To generate the PDF report and the blog post we use a Python script (e.g. surveys/2023-annual-survey/report/main.py) that extracts data from the CSV files and renders charts using the report Python library. You will thus need a Python environment:

$ python3.8 -m venv venv
$ source venv/bin/activate
(venv) $ pip install -r report/requirements.txt
(venv) $ pip install -U pillow # this might be needed if the code fails

Blog post

To generate the blog post, copy the main.py file from the previous year, go through all questions and patch up the question IDs to match the contents of the actual survey (questions can move around, be added or removed, so it needs manual analysis). After the questions are patched, run the python script. Optionally with --skip-pdf to skip the PDF report generation.

The way it works is that we use a template Markdown file (e.g. surveys/2023-annual-survey/report/2024-02-19-2023-Rust-Annual-Survey-2023-results.md) with the contents of the blog post, which is rendered by the main.py script. The render process adds charts to the blog post and copies all the used image files and the final rendered Markdown file into a checkout of the blog repository, which you must have somewhere at your filesystem.

To test the contents of the rendered blog post, you have to run the main.py script, then run cargo run in the blog repository directory and open the built HTML file in your browser of choice. Note that for faster feedback, I would recommend commenting out the rendering of the PDF in main.py (which is relatively slow) when making frequent changes to the blog post template.

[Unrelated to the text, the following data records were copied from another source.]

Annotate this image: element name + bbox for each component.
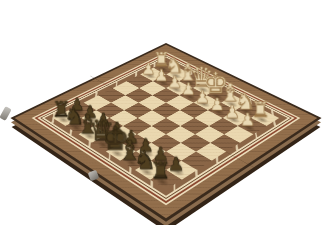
chess-board: ♜♞♝♛♚♝♞♜♟♟♟♟♟♟♟♟♟♟♟♟♟♟♟♟♜♞♝♛♚♝♞♜ <box>10 43 321 222</box>
white-pawn: ♟ <box>240 112 256 129</box>
board-frame: ♜♞♝♛♚♝♞♜♟♟♟♟♟♟♟♟♟♟♟♟♟♟♟♟♜♞♝♛♚♝♞♜ <box>15 45 318 219</box>
piece-anchor: ♟ <box>237 112 257 129</box>
chess-set-photo: ♜♞♝♛♚♝♞♜♟♟♟♟♟♟♟♟♟♟♟♟♟♟♟♟♜♞♝♛♚♝♞♜ <box>0 0 332 225</box>
board-rim: ♜♞♝♛♚♝♞♜♟♟♟♟♟♟♟♟♟♟♟♟♟♟♟♟♜♞♝♛♚♝♞♜ <box>10 43 321 222</box>
inlay-maple-band: ♜♞♝♛♚♝♞♜♟♟♟♟♟♟♟♟♟♟♟♟♟♟♟♟♜♞♝♛♚♝♞♜ <box>37 55 294 202</box>
inlay-diamond-strip: ♜♞♝♛♚♝♞♜♟♟♟♟♟♟♟♟♟♟♟♟♟♟♟♟♜♞♝♛♚♝♞♜ <box>44 58 287 196</box>
inlay-mahogany: ♜♞♝♛♚♝♞♜♟♟♟♟♟♟♟♟♟♟♟♟♟♟♟♟♜♞♝♛♚♝♞♜ <box>34 53 297 203</box>
inlay-maple-outer: ♜♞♝♛♚♝♞♜♟♟♟♟♟♟♟♟♟♟♟♟♟♟♟♟♜♞♝♛♚♝♞♜ <box>32 52 301 205</box>
black-rook: ♜ <box>150 160 171 184</box>
metal-hinge <box>0 106 12 121</box>
piece-anchor: ♜ <box>149 160 171 184</box>
inlay-pinstripe: ♜♞♝♛♚♝♞♜♟♟♟♟♟♟♟♟♟♟♟♟♟♟♟♟♜♞♝♛♚♝♞♜ <box>40 56 292 199</box>
square-c5 <box>124 103 152 118</box>
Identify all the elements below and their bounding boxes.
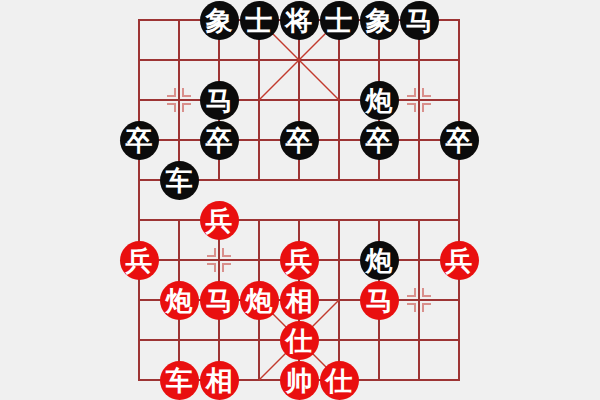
star-marker — [167, 88, 175, 96]
piece-black-advisor[interactable]: 士 — [320, 1, 359, 40]
star-marker — [423, 288, 431, 296]
star-marker — [223, 264, 231, 272]
piece-black-elephant[interactable]: 象 — [200, 1, 239, 40]
star-marker — [183, 104, 191, 112]
piece-black-soldier[interactable]: 卒 — [280, 121, 319, 160]
piece-red-elephant[interactable]: 相 — [200, 361, 239, 400]
star-marker — [407, 104, 415, 112]
piece-red-soldier[interactable]: 兵 — [200, 201, 239, 240]
star-marker — [207, 264, 215, 272]
piece-red-king[interactable]: 帅 — [280, 361, 319, 400]
piece-black-advisor[interactable]: 士 — [240, 1, 279, 40]
piece-black-horse[interactable]: 马 — [400, 1, 439, 40]
piece-red-chariot[interactable]: 车 — [160, 361, 199, 400]
star-marker — [223, 248, 231, 256]
piece-black-elephant[interactable]: 象 — [360, 1, 399, 40]
piece-black-cannon[interactable]: 炮 — [360, 81, 399, 120]
piece-red-horse[interactable]: 马 — [360, 281, 399, 320]
piece-red-horse[interactable]: 马 — [200, 281, 239, 320]
piece-black-chariot[interactable]: 车 — [160, 161, 199, 200]
star-marker — [423, 88, 431, 96]
piece-red-elephant[interactable]: 相 — [280, 281, 319, 320]
piece-black-king[interactable]: 将 — [280, 1, 319, 40]
xiangqi-screenshot: 象士将士象马马炮卒卒卒卒卒车炮兵兵兵兵炮马炮相马仕车相帅仕 — [0, 0, 600, 400]
piece-black-soldier[interactable]: 卒 — [200, 121, 239, 160]
piece-red-advisor[interactable]: 仕 — [280, 321, 319, 360]
star-marker — [423, 104, 431, 112]
piece-red-soldier[interactable]: 兵 — [440, 241, 479, 280]
piece-black-horse[interactable]: 马 — [200, 81, 239, 120]
piece-black-soldier[interactable]: 卒 — [360, 121, 399, 160]
star-marker — [407, 88, 415, 96]
star-marker — [207, 248, 215, 256]
star-marker — [407, 288, 415, 296]
piece-red-soldier[interactable]: 兵 — [280, 241, 319, 280]
piece-black-soldier[interactable]: 卒 — [440, 121, 479, 160]
piece-black-soldier[interactable]: 卒 — [120, 121, 159, 160]
piece-red-soldier[interactable]: 兵 — [120, 241, 159, 280]
piece-black-cannon[interactable]: 炮 — [360, 241, 399, 280]
star-marker — [407, 304, 415, 312]
star-marker — [167, 104, 175, 112]
xiangqi-board[interactable]: 象士将士象马马炮卒卒卒卒卒车炮兵兵兵兵炮马炮相马仕车相帅仕 — [119, 0, 479, 400]
piece-red-cannon[interactable]: 炮 — [160, 281, 199, 320]
star-marker — [423, 304, 431, 312]
piece-red-advisor[interactable]: 仕 — [320, 361, 359, 400]
star-marker — [183, 88, 191, 96]
piece-red-cannon[interactable]: 炮 — [240, 281, 279, 320]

The blog post should contain a link to the prepared PDF report. For that, the surveys PR with the PDF report should be merged, and the PDF report should thus be in the surveys repository at a stable location, so that we can link to it from the blog post.

After the blog post is prepared, send a PR to the blog repository and ask others for feedback. Note that you will need to add the image and script directories (that were created and populated by the Python script) to the git commit with the blog post. See this PR for an example.

You will then also need to update the blog template in the surveys repo, but that can be done asynchronously.

PDF report

To also generate the PDF report, run the python script without additional parameters.

After the PDF report is prepared, send a PR to the surveys repository.